Dès la première séquence, le lecteur se retrouve avec un sourire sur le visage grâce aux images aux petits oignons de Joëlle Jones. Pour commencer, cette artiste s'investit dans la reconstitution historique à chaque page. Il n'y a pas une seule planche où les arrière-plans disparaissent. À chaque planche, le lecteur sait où se déroule l'action, regarde les ameublements d'époque, ainsi que les ustensiles ménagers aux courbes si caractéristiques. Les toilettes de ces dames sont un délice visuel de séquence en séquence, à commencer par celle de Josie Schuller, dans sa tenue de représentante Avon. Il y a bien sûr sa tenue d'hôtesse de bar dans le deuxième épisode, et le quatrième épisode permet d'apercevoir ses bas avec les attaches pour les maintenir.

Joëlle Jones ne transforme pas son personnage en un objet de désir pour les lecteurs mâles, mais elle n'atténue pas non plus sa vitalité et son charme naturel. Lorsqu'elle fait l'éloge des produits Avon, elle affiche un sourire d'une candeur ravageuse, encore rehaussé par le contraste avec la ménagère négligée qu'est Doris Roman (la clope au bec, et les bigoudis sur la tête). Dans son costume d'hôtesse, elle est sexy en diable, mais toujours avec cette dimension dangereuse qui empêche de la considérer comme un objet. Il n'y a aucun doute qu'elle n'aura pas à payer de sa personne, et que les pauvres hommes se laissant aguicher le regretteront pour le court restant de leur vie. La seule case un peu révélatrice montre un décolleté pigeonnant (page 60, au début du troisième épisode), lors d'une fête organisée chez les Schuller, l'alcool coule avec largesse (sans parler des clopes).

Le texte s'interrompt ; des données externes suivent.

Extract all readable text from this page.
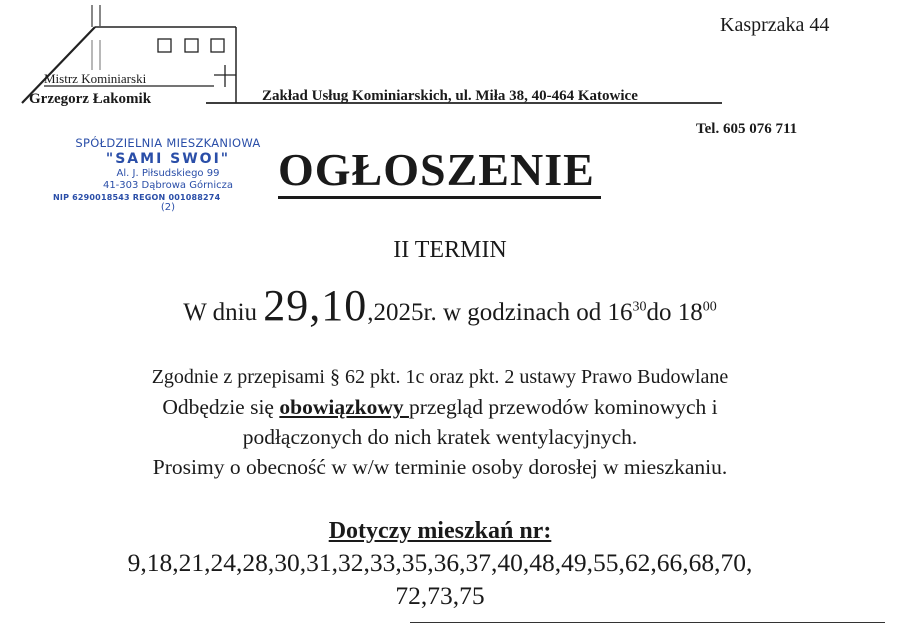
Kasprzaka 44
Mistrz Kominiarski
Grzegorz Łakomik	Zakład Usług Kominiarskich, ul. Miła 38, 40-464 Katowice
Tel. 605 076 711
SPÓŁDZIELNIA MIESZKANIOWA
"SAMI SWOI"
Al. J. Piłsudskiego 99
41-303 Dąbrowa Górnicza
NIP 6290018543 REGON 001088274
(2)
OGŁOSZENIE
II TERMIN
W dniu 29,10,2025r. w godzinach od $16^{30}do$ $18^{00}$
Zgodnie z przepisami § 62 pkt. 1c oraz pkt. 2 ustawy Prawo Budowlane
Odbędzie się obowiązkowy przegląd przewodów kominowych i
podłączonych do nich kratek wentylacyjnych.
Prosimy o obecność w w/w terminie osoby dorosłej w mieszkaniu.
Dotyczy mieszkań nr:
9,18,21,24,28,30,31,32,33,35,36,37,40,48,49,55,62,66,68,70,
72,73,75
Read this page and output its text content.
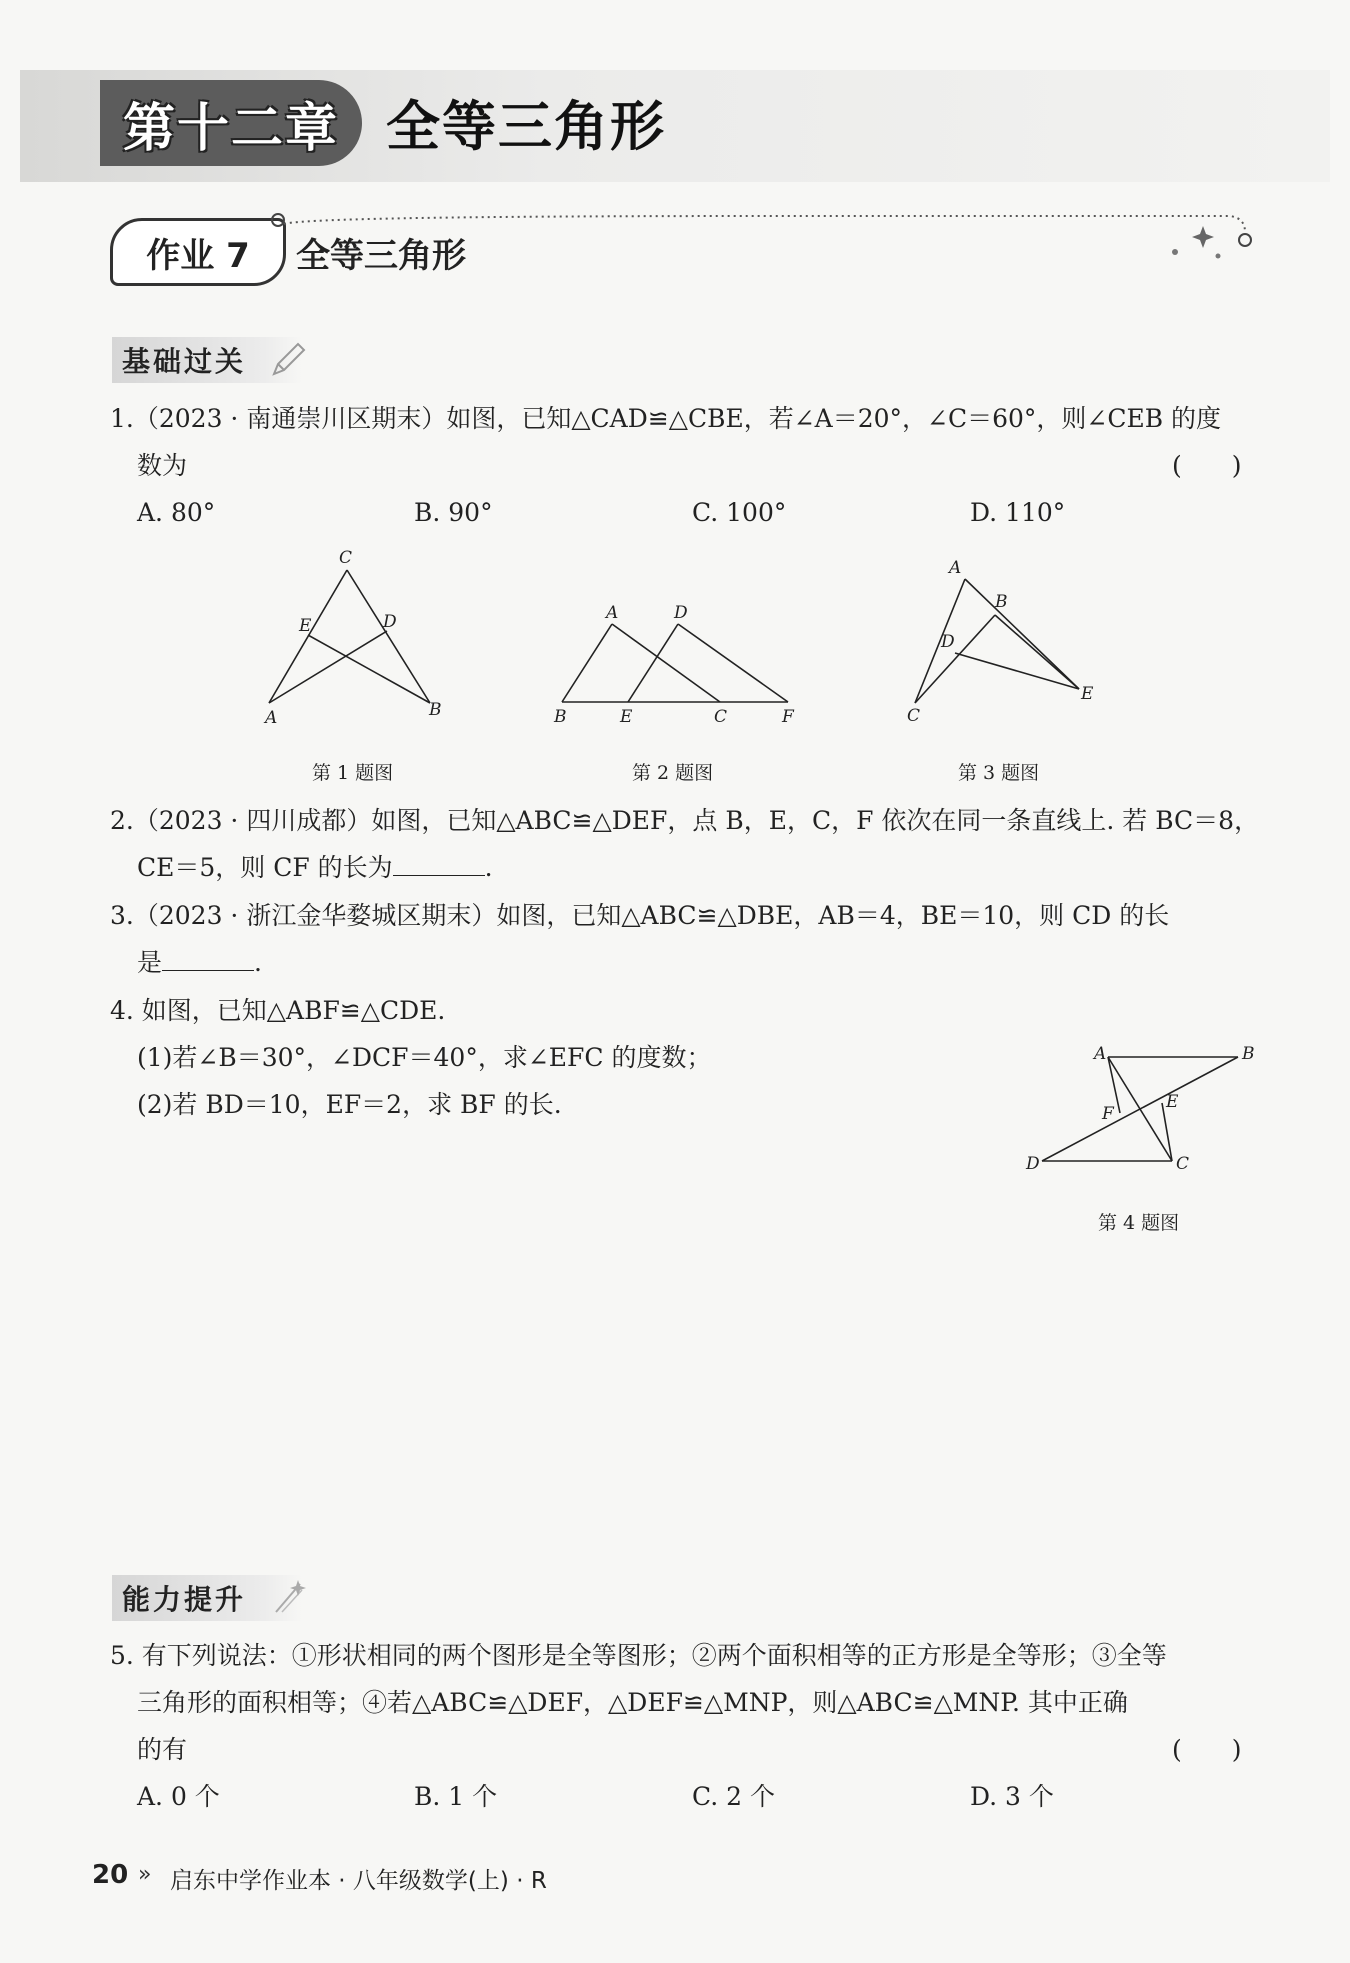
第十二章 全等三角形
作业 7	全等三角形
基础过关
1.（2023 · 南通崇川区期末）如图，已知△CAD≌△CBE，若∠A＝20°，∠C＝60°，则∠CEB 的度
数为	(　　)
A. 80°	B. 90°	C. 100°	D. 110°
C
E	D
A	B
第 1 题图
A	D
B	E	C	F
第 2 题图
A
B
D
C
E
第 3 题图
2.（2023 · 四川成都）如图，已知△ABC≌△DEF，点 B，E，C，F 依次在同一条直线上. 若 BC＝8，
CE＝5，则 CF 的长为	.
3.（2023 · 浙江金华婺城区期末）如图，已知△ABC≌△DBE，AB＝4，BE＝10，则 CD 的长
是	.
4. 如图，已知△ABF≌△CDE.
(1)若∠B＝30°，∠DCF＝40°，求∠EFC 的度数；
(2)若 BD＝10，EF＝2，求 BF 的长.
A	B
F
E
D	C
第 4 题图
能力提升
5. 有下列说法：①形状相同的两个图形是全等图形；②两个面积相等的正方形是全等形；③全等
三角形的面积相等；④若△ABC≌△DEF，△DEF≌△MNP，则△ABC≌△MNP. 其中正确
的有	(　　)
A. 0 个	B. 1 个	C. 2 个	D. 3 个
20 » 启东中学作业本 · 八年级数学(上) · R
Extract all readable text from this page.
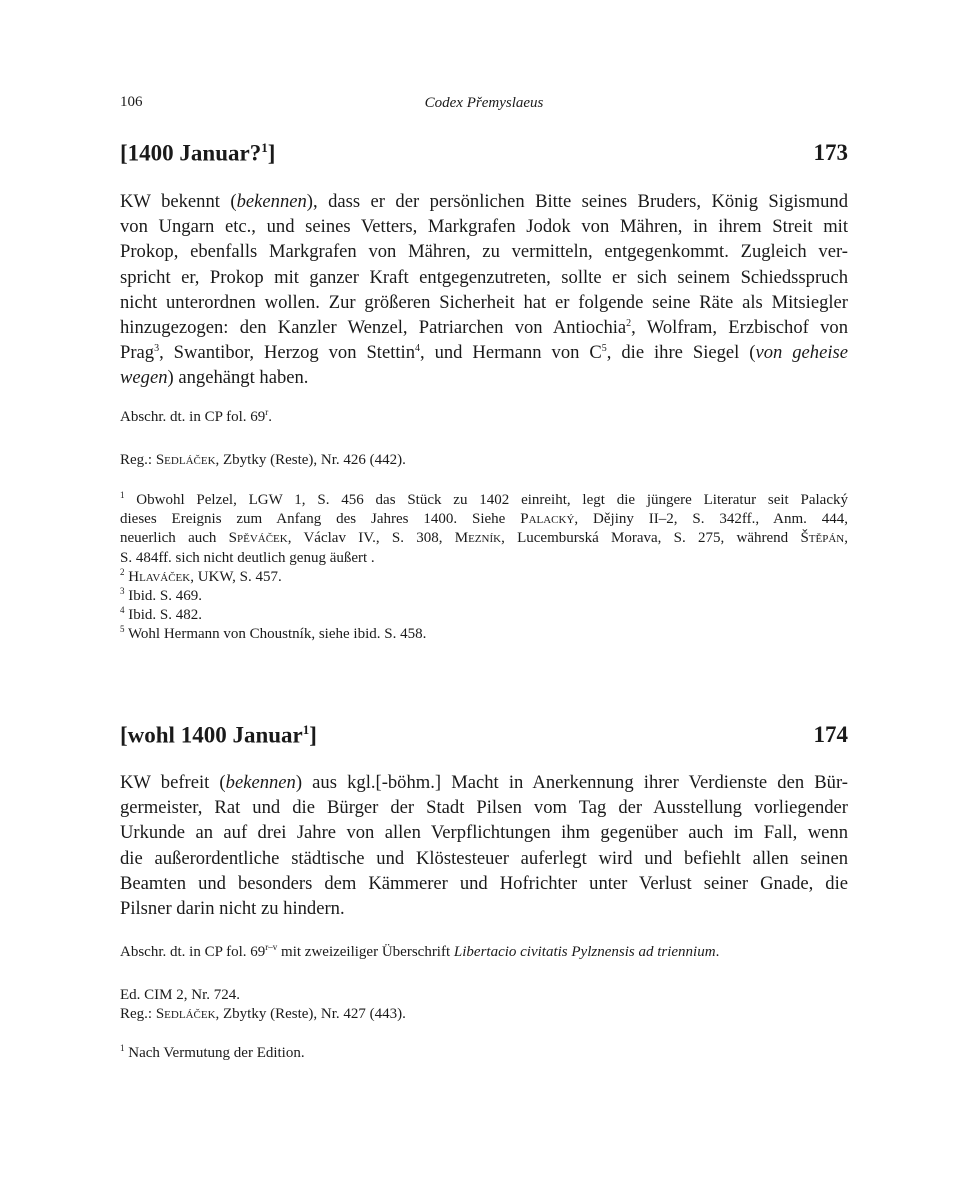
106	Codex Přemyslaeus
[1400 Januar?$^1$]	173
KW bekennt (bekennen), dass er der persönlichen Bitte seines Bruders, König Sigismund
von Ungarn etc., und seines Vetters, Markgrafen Jodok von Mähren, in ihrem Streit mit
Prokop, ebenfalls Markgrafen von Mähren, zu vermitteln, entgegenkommt. Zugleich ver-
spricht er, Prokop mit ganzer Kraft entgegenzutreten, sollte er sich seinem Schiedsspruch
nicht unterordnen wollen. Zur größeren Sicherheit hat er folgende seine Räte als Mitsiegler
hinzugezogen: den Kanzler Wenzel, Patriarchen von Antiochia$^2$, Wolfram, Erzbischof von
Prag$^3$, Swantibor, Herzog von Stettin$^4$, und Hermann von $C^5$, die ihre Siegel (von geheise
wegen) angehängt haben.
Abschr. dt. in CP fol. 69$^r$.
Reg.: Sedláček, Zbytky (Reste), Nr. 426 (442).
$^1$ Obwohl Pelzel, LGW 1, S. 456 das Stück zu 1402 einreiht, legt die jüngere Literatur seit Palacký
dieses Ereignis zum Anfang des Jahres 1400. Siehe Palacký, Dějiny II–2, S. 342ff., Anm. 444,
neuerlich auch Spěváček, Václav IV., S. 308, Mezník, Lucemburská Morava, S. 275, während Štěpán,
S. 484ff. sich nicht deutlich genug äußert .
$^2$ Hlaváček, UKW, S. 457.
$^3$ Ibid. S. 469.
$^4$ Ibid. S. 482.
$^5$ Wohl Hermann von Choustník, siehe ibid. S. 458.
[wohl 1400 Januar$^1$]	174
KW befreit (bekennen) aus kgl.[-böhm.] Macht in Anerkennung ihrer Verdienste den Bür-
germeister, Rat und die Bürger der Stadt Pilsen vom Tag der Ausstellung vorliegender
Urkunde an auf drei Jahre von allen Verpflichtungen ihm gegenüber auch im Fall, wenn
die außerordentliche städtische und Klöstesteuer auferlegt wird und befiehlt allen seinen
Beamten und besonders dem Kämmerer und Hofrichter unter Verlust seiner Gnade, die
Pilsner darin nicht zu hindern.
Abschr. dt. in CP fol. 69$^{r-v}$ mit zweizeiliger Überschrift Libertacio civitatis Pylznensis ad triennium.
Ed. CIM 2, Nr. 724.
Reg.: Sedláček, Zbytky (Reste), Nr. 427 (443).
$^1$ Nach Vermutung der Edition.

Il serait facile de faire le parallèle avec la série Mad Men, mais les dessins apportent une vitalité impressionnante. de manière chronique (mais sans en abuser), Joëlle Jones exagère une perspective pour accentuer un geste (Josie tendant la main à Doris (en page 2), ou une posture (Josie à califourchon sur un homme, en train de l'étrangler). En outre, l'intrigue comporte des scènes d'action régulières, ce qui augmente encore la différence avec la série TV.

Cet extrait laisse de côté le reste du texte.